As Polls Loom, Myanmar's Suu Kyi Leads Rally Honoring Hero Father
إقرأ هذا الخبر بالعربيةMyanmar's Aung San Suu Kyi addressed a crowd of thousands Friday in the biggest celebrations honoring her independence hero father in memory, underscoring her legacy months before leading the opposition to momentous elections.
In scenes reminiscent of her triumphant election campaign three years ago, Suu Kyi addressed a huge crowd in her father's central Myanmar birthplace, with many supporters waving her party flag or portraits of Aung San as an earnest young revolutionary in a military cap.
"If we want to inherit from my father, we have to build a real democratic nation," said an emotional Suu Kyi, adding that his "sincerity" had ensured his legacy endured.
Known affectionately as "Bogyoke", or General, Aung San is adored in Myanmar and credited with unshackling the country from colonial rule and embracing its ethnic minorities in a vision of unity that unraveled catastrophically in the military-dominated decades that followed his assassination.
Suu Kyi was just two at the time of his death in 1947.
Thursday's rally marking the centenary of Aung San's birth in Natmauk -- a remote town nestled in the dusty plains of central Myanmar -- is the centerpiece of countrywide celebrations that are far more extensive than previous years.
People camped out overnight to see "the Lady", as Suu Kyi is known, many sleeping on the ground in the local pagoda, on roadsides or in their cars in the farming town.
The celebrations come as Myanmar awaits a breakthrough general election later this year seen as a crucial test of the country's emergence from military rule.
Images of Aung San have been deeply entwined with the political rise of his Nobel laureate daughter since her release from house arrest over four years ago.
Suu Kyi frequently referenced her family link while campaigning for the 2012 by-election that swept her into parliament for the first time.

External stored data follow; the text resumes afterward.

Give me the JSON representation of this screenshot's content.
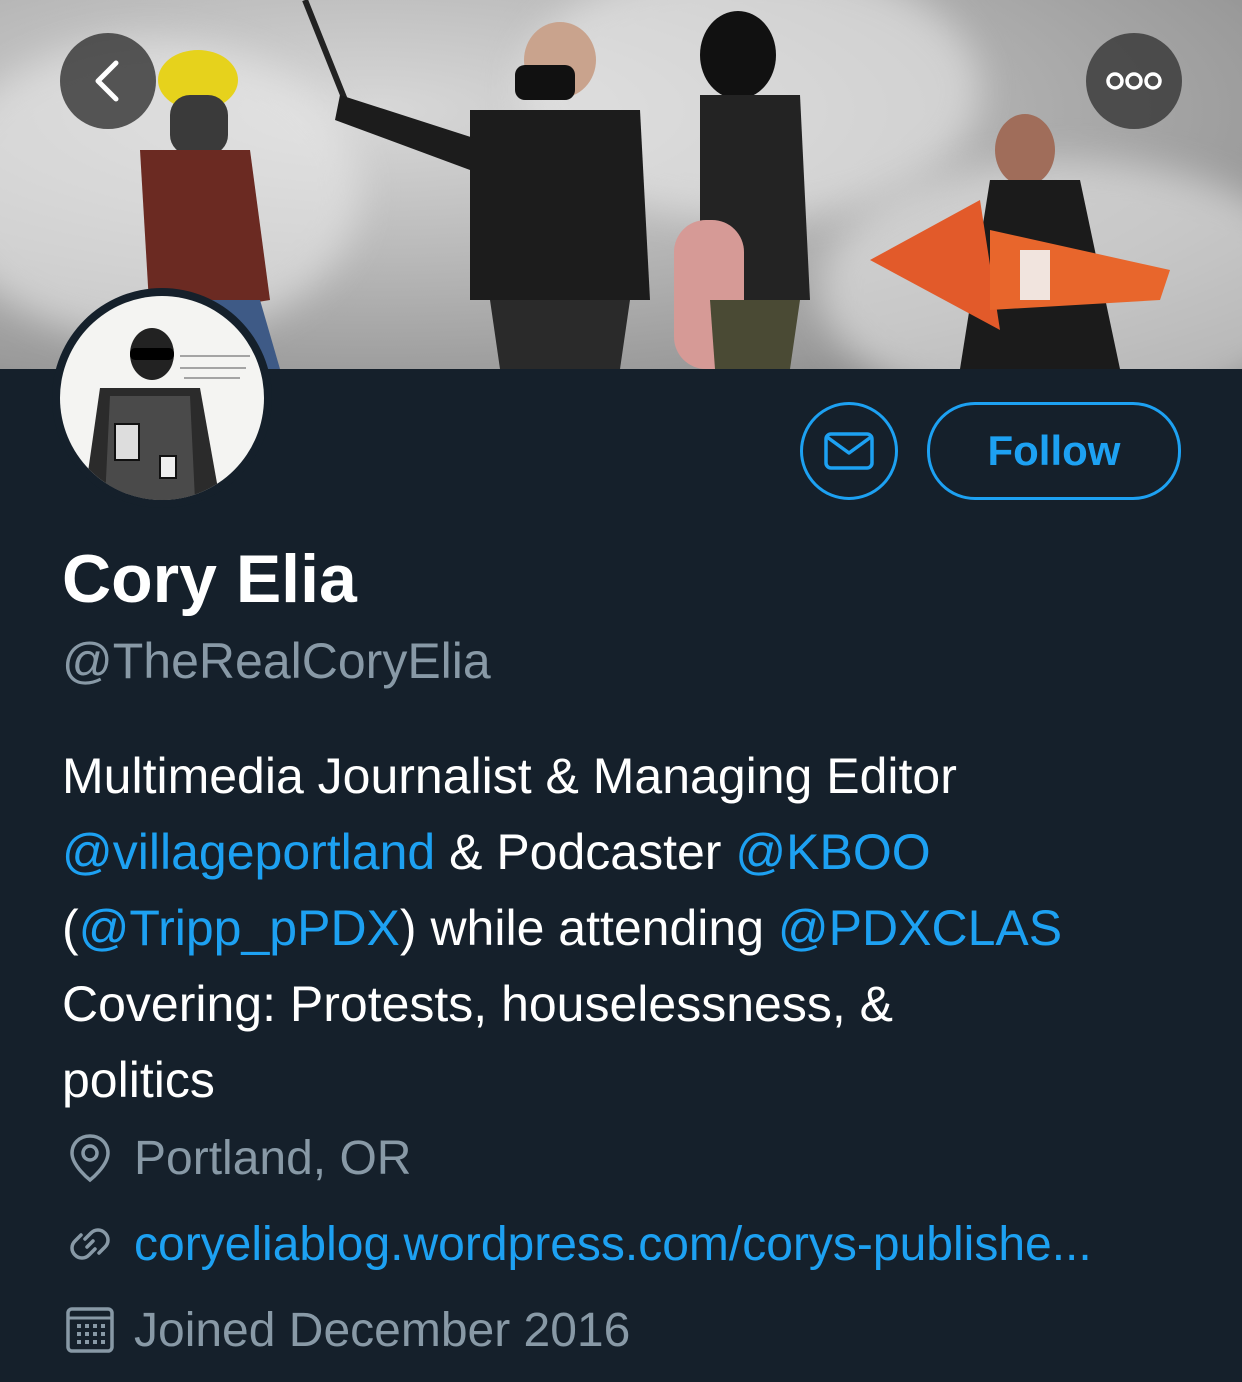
{
  "banner": {
    "alt": "",
    "back_icon": "chevron-left-icon",
    "more_icon": "more-horizontal-icon"
  },
  "actions": {
    "message_icon": "envelope-icon",
    "follow_label": "Follow"
  },
  "profile": {
    "name": "Cory Elia",
    "handle": "@TheRealCoryElia",
    "bio": {
      "line1": "Multimedia Journalist & Managing Editor",
      "line2_mention1": "@villageportland",
      "line2_text": " & Podcaster ",
      "line2_mention2": "@KBOO",
      "line3_open": "(",
      "line3_mention1": "@Tripp_pPDX",
      "line3_text": ") while attending ",
      "line3_mention2": "@PDXCLAS",
      "line4": "Covering: Protests, houselessness, &",
      "line5": "politics"
    },
    "location": "Portland, OR",
    "website": "coryeliablog.wordpress.com/corys-publishe...",
    "joined": "Joined December 2016"
  },
  "colors": {
    "background": "#15202b",
    "accent": "#1da1f2",
    "secondary_text": "#8899a6",
    "primary_text": "#ffffff"
  }
}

"Being the daughter of Bogyoke Aung San is one of the reasons that Daw Aung San Suu Kyi has reached the position she is in today. It's not the only reason, but it is one of them," Nyan Win, the spokesman for Suu Kyi's National League for Democracy, told AFP. Daw is a term of respect in Myanmar.
Nyan Win said that with a poll date yet to be announced, campaigning has not officially begun and the party is not yet in election mode.
"It's logical for politicians to try to draw some kind of support or inspiration from what he (Aung San) did," said Trevor Wilson, an academic at Australian National University and former ambassador to Myanmar.
But he said no single party had "exclusive rights" to the former leader, who is also seen as the father of the country's powerful army.
Public reverence for Aung San was kept muted under the junta that kept his daughter locked up for the best part of two decades, away from her two sons and dying husband.
But a quasi-civilian regime that came to power in 2011 has ushered in a new era of political openness -- although a clause under the junta-era constitution still bars Suu Kyi from the presidency.
Key figures from the ruling party and government have been keen to show that they share the public adoration of Aung San.
"The general is our general. He is our country's leader... Because I am a retired soldier, I respect him more," immigration minister Khin Yi told AFP on Thursday in Myanmar's capital Naypyidaw.
Born in 1915 under British colonial rule, Aung San became leader of nationalist fighters in what was then Burma, joining the Japanese in their 1942 invasion of the country during World War II.
Unhappy with the new occupying force, he later switched allegiance to the Allies, helping the British to return.
The 1947 Panlong Agreement -- a deal with ethnic groups and the British that paved the way for independence and promised political autonomy for minority groups -- is seen as one of Aung San's crowning achievements.
But he was killed a few months later, gunned down in a murky assassination plot, and soon after independence in 1948 the country became entangled in a series of long-running civil wars.
Myanmar's quasi-civilian regime, which took power in 2011 after decades of military rule, has put ending those conflicts at the heart of its reform drive.
But their hopes to sign a comprehensive ceasefire have been undermined by a recent uptick in fighting with a multitude of rebel groups, particularly in the northern Kachin and Shan states.
On Friday, state media said 47 soldiers had been killed in recent clashes with rebels in the Kokang region near the Chinese border, a conflict which had been largely dormant for nearly six years.